I identified my top five targets. This should happen in any announcement or any pitch you're doing. These are the five people that, if I don't get any other coverage and only one of these guys, then all of my effort will have been worth it.

3.  I identified the top targets with the most potential to yield additional coverage

So I had my top five and then from there, we'll call these other people "aggregators" because on paper they probably don't look like the biggest publication, but I knew some things about these different publications that would help expand my reach. One was more of a trade, a really in-the-weeds, guitar-focused publication, but I knew that when they had good news it got syndicated to a lot of different radio stations. Another one was a local publication. This was big, national news, so why would I spend my time on a local publication? I knew that this local publication got syndicated to a lot of the broadcast news stations and that broadcast news often gets syndicated beyond that point, etc.

Again, these two people on paper beg the question of "Why are you reaching out to these people?" It's because I knew that the reach would extend far beyond just that one person. So I had my group of five, I had my aggregators. I was researching the crap out of these people. Some of them were people I already had relationships with and some of them were new. Like I said, I’ve only been in the company for a year, so I always have some targets that I'm still trying to reach and make relationships with.

4.  I crafted hyper-tailored pitches to my 8 – 10 targets and sent them as soon as the news went live on our site

This is something that I know a lot of PR professionals and PR firms are not doing. If you have a list of 50 people or a target list of 100, you can't read the writing of all of those reporters. But you can read, look into and creep on Twitter and LinkedIn for a group of 15 targets, that’s easy. So I crafted those pitches and sent them out when it went live. A lot of this, like I said, had all of the information in the email, so most of the time I didn't even get a response back. If I did get one back it was just, "Thanks for sending me this. Here's the story that I wrote" or maybe they responded to me a week later, "Thanks for this. Yeah, I saw the article. You're welcome."

It wasn't that I was spending less time, I wasn't being lazier, I was just being more targeted in where I spent my time, whereas before, I might have spent a lot of my time researching this humongous list of targets saying, "Oh, crap, I spent all my time on that, now I have to write a generic pitch, send it out and try to personalize it." Because I was able to really focus on the people that mattered and the story that I was crafting, I think that my result showed that.

5.  I applied what I learned from this announcement to my everyday work

Like I said, this is something that I'm using in practice now. I hear and read a lot of studies about reporters who think that PR people aren't reading their stuff, they think that they're not taking the time. Even if it's relevant, sometimes they'll pass on it, because the reporter or the PR person didn't do a good job of saying, "This is why this is relevant for you." So now in my media relations strategy, I have a list of about 25 people that are my key targets right now.
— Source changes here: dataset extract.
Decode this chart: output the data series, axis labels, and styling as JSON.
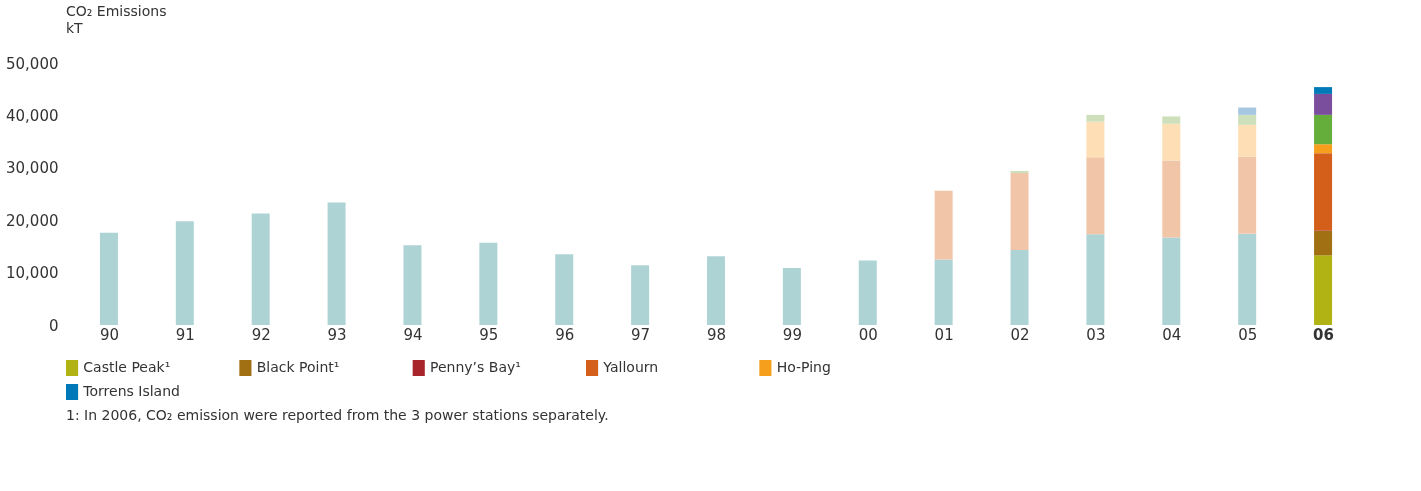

There are other people that we still talk to, but maybe I'm not spending as much time stalking and researching these other people.

The Results

We got over 100 placements: Broadcast, radio and online. Print wasn't really a target for this, just based off of the timing it didn't make sense. We got coverage in Rolling Stone, our first coverage since I've been at the company; Spin, which was a big one for us; Pitchfork; Yahoo Music and even beyond that. Reverb is an international company. We're trying really hard to strategically build outside of the U.S. We even got coverage in the top music publications across Canada, the UK and Australia, so that was huge. Again, it was just a matter of shifting my strategy a little bit. Just focus on the people that matter and that is it.